Legal Sea Foods Fried Shrimp
1 pound shrimp, peeled (20-25 count)
1/4 cup buttermilk
1/2 teaspoon sugar
1/4 teaspoon vanilla
1 egg, beaten
Grasp each shrimp by the tail and cut almost through the body, halfway up. Open the shrimp halves to resemble a butterfly.
In a glass mixing bowl, mix together buttermilk, sugar, vanilla and egg. Add the shrimp and make sure they are all covered with the liquid. If not, add additional buttermilk as needed. Let the shrimp marinate for at least one hour.
Place the cornmeal in a shallow bowl. Remove shrimp from liquid and shake off any access. Dip into the cornmeal and place on a rack next to the stove.

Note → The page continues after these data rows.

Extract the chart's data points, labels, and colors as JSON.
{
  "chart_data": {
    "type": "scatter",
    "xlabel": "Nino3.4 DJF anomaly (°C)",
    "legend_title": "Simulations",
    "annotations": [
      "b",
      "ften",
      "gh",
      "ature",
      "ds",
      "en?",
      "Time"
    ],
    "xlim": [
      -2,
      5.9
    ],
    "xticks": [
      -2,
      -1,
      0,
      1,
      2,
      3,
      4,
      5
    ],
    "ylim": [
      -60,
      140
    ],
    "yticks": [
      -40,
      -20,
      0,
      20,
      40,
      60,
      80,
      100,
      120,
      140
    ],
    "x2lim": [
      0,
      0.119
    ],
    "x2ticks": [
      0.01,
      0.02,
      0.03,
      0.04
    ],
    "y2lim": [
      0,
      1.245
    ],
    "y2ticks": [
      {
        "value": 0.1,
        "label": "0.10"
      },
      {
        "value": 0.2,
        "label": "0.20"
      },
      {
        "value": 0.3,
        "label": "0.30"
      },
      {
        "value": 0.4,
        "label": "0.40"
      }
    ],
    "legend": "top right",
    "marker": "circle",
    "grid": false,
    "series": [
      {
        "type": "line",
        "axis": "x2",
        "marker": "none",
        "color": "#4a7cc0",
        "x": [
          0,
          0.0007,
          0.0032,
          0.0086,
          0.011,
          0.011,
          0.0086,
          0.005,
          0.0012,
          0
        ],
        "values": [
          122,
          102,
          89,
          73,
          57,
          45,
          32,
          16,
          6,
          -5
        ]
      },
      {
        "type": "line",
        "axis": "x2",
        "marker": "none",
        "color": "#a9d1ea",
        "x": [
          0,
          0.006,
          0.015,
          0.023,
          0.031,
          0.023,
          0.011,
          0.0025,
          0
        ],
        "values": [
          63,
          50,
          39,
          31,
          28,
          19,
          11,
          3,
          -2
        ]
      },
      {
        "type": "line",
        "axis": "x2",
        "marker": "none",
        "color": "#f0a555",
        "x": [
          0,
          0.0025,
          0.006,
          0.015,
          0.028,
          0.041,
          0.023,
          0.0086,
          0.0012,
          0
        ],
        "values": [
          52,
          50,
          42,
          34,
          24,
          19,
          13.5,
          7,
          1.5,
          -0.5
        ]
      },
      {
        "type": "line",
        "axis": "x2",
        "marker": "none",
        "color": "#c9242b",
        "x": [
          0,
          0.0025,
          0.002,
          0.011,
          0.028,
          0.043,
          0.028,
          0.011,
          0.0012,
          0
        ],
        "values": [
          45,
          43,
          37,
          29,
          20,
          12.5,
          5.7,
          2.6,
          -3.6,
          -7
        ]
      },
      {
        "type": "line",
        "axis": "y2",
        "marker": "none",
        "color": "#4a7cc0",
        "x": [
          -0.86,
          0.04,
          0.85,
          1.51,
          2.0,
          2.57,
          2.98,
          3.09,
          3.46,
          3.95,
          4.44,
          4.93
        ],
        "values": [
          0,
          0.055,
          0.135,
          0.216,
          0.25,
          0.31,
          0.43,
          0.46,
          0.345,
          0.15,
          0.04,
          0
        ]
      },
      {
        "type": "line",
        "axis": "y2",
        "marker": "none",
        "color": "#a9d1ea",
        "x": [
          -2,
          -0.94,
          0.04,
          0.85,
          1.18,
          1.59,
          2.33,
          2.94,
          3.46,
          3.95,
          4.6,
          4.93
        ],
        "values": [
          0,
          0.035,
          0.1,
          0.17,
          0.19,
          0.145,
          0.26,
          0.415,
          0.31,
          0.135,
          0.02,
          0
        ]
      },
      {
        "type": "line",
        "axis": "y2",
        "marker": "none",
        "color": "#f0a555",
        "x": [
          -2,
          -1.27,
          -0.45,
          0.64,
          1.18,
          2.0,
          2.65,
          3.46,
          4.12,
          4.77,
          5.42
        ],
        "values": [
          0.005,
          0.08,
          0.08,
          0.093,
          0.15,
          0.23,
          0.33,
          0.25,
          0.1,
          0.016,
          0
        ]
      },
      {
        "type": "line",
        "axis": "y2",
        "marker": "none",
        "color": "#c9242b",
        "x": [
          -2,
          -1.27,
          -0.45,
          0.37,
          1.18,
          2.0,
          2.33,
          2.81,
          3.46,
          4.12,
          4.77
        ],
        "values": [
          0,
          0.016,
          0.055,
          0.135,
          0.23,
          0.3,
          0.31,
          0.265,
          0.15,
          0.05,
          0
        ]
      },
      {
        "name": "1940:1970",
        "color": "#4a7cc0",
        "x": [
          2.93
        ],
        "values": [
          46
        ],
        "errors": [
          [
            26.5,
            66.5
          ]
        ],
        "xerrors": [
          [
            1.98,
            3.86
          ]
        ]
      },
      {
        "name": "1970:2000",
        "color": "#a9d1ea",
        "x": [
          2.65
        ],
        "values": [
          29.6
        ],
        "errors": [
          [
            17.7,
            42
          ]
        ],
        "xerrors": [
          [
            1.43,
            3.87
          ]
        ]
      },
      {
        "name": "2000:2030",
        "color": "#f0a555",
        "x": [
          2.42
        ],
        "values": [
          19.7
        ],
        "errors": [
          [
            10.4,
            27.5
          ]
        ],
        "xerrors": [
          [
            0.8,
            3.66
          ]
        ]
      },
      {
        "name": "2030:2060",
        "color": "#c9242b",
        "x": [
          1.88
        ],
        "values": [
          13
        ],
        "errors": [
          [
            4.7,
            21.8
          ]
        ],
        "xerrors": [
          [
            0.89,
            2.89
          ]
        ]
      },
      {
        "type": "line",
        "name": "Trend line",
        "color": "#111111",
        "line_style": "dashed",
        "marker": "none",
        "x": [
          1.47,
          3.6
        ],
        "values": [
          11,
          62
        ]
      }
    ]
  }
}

Add 1 inch of oil to a skillet. Heat the oil and fry a few shrimp at a time, regulating the heat so the shrimp do not burn. Cook for 30-45 seconds, remove and drain on paper bays. Continue with remaining shrimp.
Serve immediately with tartar sauce.
Commander’s Palace in New Orleans has been operated by the Brennan family since 1880. It trained chefs such as Paul Prudhomme and Emeril Lagasse.
I have great memories of dining at Commander’s Palace, with its great food and service.
Commander’s Palace Chicken and Mushroom Gumbo
2-3 pound roasted chicken, meat picked and medium diced
2 tablespoons kosher salt
1 tablespoon freshly ground black pepper
1/4 cup hot sauce
3 onions, medium sliced
1 head celery, leaves and roots removed, medium diced
4 green bell peppers, medium diced
1 cup garlic cloves, minced
1 cup vegetable oil
1 cup flour
3 bay leaves
1 cup Worcestershire sauce
3 quarts roasted poultry stock
1 pound roasted Chanterelle mushrooms
2 tablespoons file powder
Salt, pepper and more hot sauce to taste
1 bunch green onions, greens part, thinly sliced
Place a large, heavy gauge sauce pan over high heat and pour in 1 cup of vegetable oil. Before the oil starts to smoke, make sure the rest of the gumbo ingredients are close at hand.
When the oil is starting to smoke, whisk in the flour a little at a time until the roux is formed. Continue cooking the roux and whisking constantly, until a mahogany brown color is reached.
Add the vegetables, and bay leaves to the roux and continue to cook over high heat for an additional 5 minutes. The vegetables should start to caramelize and the roux should be evenly mixed through the vegetables. Slowly pour in the bay leaves, hot sauce and Worcestershire sauce while stirring constantly to avoid lumps.
Add the roasted poultry stock in the same fashion, and bring the new gumbo to a simmer. Reduce heat to medium-low and gently cook for at least an hour or until the gumbo stops giving up fat and foam.
When fully cooked, fold in the roasted mushrooms and diced chicken and continue to cook 5 minutes. Add the slivered green onions and adjust the seasoning as necessary.
Turn off the heat, stir in file and serve at once.